On the other side of the clearing, the red-bearded man turned and drew a short-hafted war hammer from his back. He stood his ground, glowering at the approaching Norsemen.
A few of Skagul’s archers loosed shafts that bit into the dirt at the man’s boots, tangled in his fur cloak and hit the trees around him. One of the arrows pierced his thigh. Without looking down, the man snapped off the end of the arrow and pulled the other half through his leg. He kept his eyes on the Norsemen.
“Strike now!” the man shouted, raising the hammer above him.
The storm’s fury suddenly increased. Wind whipped through the trees, clacking naked branches against each other and raising gusts of whirling snow. Lightning blazed through the sky and reached down for the hammer in the red-bearded man’s hands.
Yellow flashed on the hammer, revealing that it had been inlaid with amber on the sides of the head and the haft. It looked as if the weapon had been forged of lightning.
The detonation of thunder came immediately on the heels of the lightning strike. A blast of heated air washed over Skagul. When he opened his eyes again, he saw a tree near the red-bearded man topple sideways, trailing smoke.
All the stories about Thor, the Norse god of thunder, who controlled storms and lightning, rushed through Skagul’s mind. He knew the gods sometimes journeyed from Asgard, where they lived, across the Rainbow Bridge to Midgard, which was what they called the human world.
This is no god, Skagul told himself, and told himself to believe it. A god would never have retreated or relied on ambushes. For Skagul saw that was what they had run into as shadows shifted in the forest on both sides of the red-bearded man. Man, he told himself again, not god.

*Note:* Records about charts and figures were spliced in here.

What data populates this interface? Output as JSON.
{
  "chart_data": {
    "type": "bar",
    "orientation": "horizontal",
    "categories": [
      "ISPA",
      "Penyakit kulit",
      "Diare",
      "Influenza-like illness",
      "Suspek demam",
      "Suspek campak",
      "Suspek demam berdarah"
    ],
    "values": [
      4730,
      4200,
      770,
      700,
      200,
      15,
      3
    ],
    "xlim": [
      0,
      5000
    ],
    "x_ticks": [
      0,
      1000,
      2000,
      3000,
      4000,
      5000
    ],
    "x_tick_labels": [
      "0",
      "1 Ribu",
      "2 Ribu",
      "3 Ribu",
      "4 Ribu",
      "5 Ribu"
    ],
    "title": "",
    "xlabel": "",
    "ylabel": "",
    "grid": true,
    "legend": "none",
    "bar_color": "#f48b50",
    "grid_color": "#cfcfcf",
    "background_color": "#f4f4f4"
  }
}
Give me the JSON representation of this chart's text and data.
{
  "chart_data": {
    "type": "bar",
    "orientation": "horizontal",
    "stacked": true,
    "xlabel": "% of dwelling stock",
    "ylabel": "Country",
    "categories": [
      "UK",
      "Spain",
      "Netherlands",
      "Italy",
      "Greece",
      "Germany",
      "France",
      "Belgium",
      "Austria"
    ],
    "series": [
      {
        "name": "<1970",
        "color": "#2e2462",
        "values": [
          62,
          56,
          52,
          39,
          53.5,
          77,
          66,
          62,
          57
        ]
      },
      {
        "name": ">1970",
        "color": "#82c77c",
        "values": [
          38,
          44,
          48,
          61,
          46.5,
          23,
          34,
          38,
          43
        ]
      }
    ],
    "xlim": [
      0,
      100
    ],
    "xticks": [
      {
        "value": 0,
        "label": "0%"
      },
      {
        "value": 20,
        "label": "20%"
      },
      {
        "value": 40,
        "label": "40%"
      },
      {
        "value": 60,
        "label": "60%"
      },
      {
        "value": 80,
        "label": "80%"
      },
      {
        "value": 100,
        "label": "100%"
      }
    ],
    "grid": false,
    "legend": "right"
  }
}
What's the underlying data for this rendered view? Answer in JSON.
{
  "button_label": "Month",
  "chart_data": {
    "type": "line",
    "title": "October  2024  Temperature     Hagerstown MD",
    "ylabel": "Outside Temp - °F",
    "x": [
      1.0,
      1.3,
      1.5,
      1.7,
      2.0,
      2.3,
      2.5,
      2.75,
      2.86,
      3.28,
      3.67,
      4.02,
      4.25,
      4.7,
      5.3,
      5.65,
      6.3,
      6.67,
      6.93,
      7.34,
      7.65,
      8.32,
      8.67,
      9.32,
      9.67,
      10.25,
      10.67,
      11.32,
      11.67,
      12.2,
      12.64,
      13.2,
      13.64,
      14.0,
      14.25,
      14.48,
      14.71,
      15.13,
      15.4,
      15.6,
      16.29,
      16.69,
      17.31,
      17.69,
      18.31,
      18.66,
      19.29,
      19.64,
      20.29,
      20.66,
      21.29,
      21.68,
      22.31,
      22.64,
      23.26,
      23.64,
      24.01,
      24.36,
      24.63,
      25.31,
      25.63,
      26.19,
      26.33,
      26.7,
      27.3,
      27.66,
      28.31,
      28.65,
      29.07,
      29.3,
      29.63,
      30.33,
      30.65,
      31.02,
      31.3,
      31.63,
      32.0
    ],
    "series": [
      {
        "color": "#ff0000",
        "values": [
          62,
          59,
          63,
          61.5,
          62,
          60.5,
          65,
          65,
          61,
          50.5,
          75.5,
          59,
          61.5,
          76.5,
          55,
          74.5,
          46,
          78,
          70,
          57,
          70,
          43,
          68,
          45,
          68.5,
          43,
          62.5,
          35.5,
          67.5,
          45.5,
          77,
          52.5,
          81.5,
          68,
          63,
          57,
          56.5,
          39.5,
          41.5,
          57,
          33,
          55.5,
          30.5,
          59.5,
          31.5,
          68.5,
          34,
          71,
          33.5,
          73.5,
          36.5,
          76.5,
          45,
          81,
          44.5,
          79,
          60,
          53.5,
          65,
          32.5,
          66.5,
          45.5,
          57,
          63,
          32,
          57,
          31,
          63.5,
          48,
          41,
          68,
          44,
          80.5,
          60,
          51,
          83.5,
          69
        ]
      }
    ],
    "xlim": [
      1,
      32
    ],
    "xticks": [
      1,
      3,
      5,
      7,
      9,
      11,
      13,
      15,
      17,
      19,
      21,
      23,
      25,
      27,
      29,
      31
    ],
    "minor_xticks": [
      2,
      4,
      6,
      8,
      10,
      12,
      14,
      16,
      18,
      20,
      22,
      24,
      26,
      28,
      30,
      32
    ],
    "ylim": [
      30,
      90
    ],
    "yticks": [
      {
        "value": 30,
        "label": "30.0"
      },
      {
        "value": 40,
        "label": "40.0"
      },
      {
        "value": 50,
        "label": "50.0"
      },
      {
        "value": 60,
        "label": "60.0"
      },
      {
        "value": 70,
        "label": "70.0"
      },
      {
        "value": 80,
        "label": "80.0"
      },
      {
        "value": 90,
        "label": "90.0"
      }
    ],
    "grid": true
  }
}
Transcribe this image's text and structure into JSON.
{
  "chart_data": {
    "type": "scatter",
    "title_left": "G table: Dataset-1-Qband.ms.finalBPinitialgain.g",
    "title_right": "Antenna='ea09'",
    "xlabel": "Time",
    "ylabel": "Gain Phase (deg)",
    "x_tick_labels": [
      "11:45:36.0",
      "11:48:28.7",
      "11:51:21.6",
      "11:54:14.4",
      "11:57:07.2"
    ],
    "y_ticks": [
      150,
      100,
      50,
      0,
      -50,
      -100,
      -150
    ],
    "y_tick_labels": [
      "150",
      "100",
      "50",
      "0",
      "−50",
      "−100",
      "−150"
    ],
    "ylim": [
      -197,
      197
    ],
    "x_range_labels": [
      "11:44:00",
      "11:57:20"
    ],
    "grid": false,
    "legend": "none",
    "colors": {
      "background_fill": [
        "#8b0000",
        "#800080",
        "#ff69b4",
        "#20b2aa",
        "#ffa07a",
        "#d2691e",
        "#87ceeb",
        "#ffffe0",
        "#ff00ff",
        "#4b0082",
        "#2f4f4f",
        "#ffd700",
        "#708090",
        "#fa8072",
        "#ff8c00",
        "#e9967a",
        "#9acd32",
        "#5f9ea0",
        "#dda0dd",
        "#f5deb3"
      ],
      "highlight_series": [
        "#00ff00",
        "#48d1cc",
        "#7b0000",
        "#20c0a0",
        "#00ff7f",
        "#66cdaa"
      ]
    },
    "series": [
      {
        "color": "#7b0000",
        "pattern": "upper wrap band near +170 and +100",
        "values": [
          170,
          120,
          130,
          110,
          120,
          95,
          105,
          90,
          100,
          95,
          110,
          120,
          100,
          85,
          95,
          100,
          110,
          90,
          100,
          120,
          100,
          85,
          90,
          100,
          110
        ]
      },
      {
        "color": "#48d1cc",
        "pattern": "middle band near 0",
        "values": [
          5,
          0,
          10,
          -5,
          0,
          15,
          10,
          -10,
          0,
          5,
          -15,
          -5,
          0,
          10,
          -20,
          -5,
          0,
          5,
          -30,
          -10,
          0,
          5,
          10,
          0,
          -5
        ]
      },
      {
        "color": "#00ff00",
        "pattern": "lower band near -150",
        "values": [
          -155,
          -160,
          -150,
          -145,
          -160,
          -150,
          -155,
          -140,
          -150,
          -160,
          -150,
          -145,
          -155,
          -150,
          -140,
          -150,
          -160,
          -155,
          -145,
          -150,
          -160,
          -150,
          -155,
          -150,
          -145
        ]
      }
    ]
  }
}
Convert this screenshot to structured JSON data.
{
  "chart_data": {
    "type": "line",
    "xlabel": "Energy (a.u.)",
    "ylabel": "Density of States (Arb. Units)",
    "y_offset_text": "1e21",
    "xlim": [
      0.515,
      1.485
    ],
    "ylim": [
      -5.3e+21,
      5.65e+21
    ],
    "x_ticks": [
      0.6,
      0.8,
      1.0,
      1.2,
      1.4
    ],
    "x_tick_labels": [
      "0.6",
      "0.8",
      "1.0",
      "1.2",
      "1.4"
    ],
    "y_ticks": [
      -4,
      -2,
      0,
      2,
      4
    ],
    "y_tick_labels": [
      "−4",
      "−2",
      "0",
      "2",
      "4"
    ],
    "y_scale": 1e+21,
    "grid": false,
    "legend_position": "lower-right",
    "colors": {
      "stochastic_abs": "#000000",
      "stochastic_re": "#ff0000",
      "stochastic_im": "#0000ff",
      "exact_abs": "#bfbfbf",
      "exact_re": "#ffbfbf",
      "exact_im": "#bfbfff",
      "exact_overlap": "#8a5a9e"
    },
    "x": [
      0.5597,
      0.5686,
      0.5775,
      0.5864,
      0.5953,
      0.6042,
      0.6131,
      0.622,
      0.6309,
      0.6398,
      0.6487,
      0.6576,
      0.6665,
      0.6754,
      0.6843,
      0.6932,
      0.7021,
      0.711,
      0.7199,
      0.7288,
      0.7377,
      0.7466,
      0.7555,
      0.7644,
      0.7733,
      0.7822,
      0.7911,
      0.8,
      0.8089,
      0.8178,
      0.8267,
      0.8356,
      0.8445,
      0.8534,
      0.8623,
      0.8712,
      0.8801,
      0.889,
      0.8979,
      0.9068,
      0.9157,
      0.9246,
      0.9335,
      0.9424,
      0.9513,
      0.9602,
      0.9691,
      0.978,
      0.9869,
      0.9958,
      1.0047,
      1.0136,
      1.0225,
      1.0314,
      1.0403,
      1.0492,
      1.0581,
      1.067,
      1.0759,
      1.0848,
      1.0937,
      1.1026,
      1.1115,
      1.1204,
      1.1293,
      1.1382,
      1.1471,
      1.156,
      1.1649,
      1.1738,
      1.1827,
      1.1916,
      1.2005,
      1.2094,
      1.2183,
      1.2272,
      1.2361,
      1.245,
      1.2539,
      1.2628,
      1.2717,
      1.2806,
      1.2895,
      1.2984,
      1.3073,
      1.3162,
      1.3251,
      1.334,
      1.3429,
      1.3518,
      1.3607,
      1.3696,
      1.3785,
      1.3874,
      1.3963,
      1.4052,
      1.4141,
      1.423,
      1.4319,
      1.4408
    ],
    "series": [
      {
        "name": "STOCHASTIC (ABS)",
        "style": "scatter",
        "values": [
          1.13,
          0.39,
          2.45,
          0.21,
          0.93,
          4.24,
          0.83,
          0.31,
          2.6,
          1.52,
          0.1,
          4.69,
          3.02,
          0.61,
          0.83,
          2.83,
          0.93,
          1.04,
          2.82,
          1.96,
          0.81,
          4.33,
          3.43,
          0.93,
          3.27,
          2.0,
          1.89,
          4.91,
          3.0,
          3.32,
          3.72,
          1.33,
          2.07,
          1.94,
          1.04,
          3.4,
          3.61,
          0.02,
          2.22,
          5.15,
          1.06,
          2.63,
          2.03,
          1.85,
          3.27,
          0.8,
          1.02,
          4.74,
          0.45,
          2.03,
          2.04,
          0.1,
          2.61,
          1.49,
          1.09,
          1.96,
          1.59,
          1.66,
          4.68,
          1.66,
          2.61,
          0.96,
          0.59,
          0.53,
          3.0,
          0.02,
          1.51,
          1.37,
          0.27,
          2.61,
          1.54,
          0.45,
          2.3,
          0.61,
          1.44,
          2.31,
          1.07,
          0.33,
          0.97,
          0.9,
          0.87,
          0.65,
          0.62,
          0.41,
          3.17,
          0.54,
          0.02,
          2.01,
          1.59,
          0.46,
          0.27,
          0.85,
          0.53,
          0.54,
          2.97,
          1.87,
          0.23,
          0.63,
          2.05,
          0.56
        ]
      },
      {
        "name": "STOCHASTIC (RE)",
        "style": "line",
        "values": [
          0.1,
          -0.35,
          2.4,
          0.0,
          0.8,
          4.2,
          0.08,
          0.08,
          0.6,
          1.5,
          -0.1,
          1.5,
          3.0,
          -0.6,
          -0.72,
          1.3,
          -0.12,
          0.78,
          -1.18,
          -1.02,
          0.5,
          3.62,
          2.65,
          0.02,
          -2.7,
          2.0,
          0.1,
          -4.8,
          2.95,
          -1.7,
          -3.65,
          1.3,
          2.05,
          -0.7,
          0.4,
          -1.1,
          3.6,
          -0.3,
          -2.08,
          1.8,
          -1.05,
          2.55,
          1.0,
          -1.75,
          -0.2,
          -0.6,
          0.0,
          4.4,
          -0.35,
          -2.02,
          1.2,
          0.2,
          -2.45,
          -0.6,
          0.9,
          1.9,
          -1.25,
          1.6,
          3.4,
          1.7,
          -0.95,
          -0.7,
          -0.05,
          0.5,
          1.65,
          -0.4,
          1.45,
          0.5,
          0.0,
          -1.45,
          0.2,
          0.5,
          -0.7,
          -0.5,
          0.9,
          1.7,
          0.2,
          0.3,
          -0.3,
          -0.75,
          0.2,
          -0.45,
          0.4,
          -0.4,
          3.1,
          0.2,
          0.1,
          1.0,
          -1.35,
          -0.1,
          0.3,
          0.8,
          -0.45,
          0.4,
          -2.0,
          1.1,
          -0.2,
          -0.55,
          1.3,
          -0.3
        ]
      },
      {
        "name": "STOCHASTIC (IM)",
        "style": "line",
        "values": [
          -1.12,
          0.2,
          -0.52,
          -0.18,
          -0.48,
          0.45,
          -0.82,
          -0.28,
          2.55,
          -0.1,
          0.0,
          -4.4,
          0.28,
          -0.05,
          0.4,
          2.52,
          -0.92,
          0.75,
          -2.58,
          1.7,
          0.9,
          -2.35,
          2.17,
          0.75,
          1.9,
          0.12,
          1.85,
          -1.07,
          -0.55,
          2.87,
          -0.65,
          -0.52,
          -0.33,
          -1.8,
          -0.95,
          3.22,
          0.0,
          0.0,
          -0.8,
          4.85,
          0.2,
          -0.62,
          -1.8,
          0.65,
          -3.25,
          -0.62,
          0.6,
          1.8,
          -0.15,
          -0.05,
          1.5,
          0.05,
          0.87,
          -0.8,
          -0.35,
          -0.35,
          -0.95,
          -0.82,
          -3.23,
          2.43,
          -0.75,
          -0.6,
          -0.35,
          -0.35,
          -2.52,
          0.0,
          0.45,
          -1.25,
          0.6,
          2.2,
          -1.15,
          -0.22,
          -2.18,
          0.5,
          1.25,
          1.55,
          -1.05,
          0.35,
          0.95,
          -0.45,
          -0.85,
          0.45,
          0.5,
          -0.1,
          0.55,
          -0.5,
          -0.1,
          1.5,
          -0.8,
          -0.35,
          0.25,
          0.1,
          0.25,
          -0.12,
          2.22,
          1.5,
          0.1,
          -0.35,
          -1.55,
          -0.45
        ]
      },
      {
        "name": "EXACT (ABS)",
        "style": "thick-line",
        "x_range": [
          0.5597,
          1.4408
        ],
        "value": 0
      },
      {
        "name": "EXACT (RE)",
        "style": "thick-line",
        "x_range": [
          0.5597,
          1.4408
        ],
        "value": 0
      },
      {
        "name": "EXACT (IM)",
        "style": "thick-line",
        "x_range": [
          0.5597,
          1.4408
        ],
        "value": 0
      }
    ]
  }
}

Skagul’s reactions, honed in dozens of deadly encounters, pulled him up sharply. He opened his mouth to shout a warning. Before he could say anything, a withering hail of arrows from the Curonians drove him to cover.
This time Skagul saw the defenders hiding among the trees and brush. They rose only long enough to fire their bows and drop back behind cover.
Two of the Norsemen went down with arrows piercing them. But the others never broke stride, knowing from past experience that within a short distance they would be too close for the archers to fire again. As they raced across the clearing, the ground gave way beneath their feet. In disbelief, Skagul watched his men disappear as if the earth had opened up and swallowed them whole. Lightning flashed again and freezing rain poured from the sky. Less than twenty of the Norsemen pulled back from the edges of the pit that had been covered with branches and dead grass so that it blended with the landscape.
The trap hadn’t been prepared overnight after someone had seen the Norse ship out on the sea. The Curonians had been prepared for an invasion for some time. Skagul thought about the red-bearded man’s statement, that he was raising sons who were Curonians.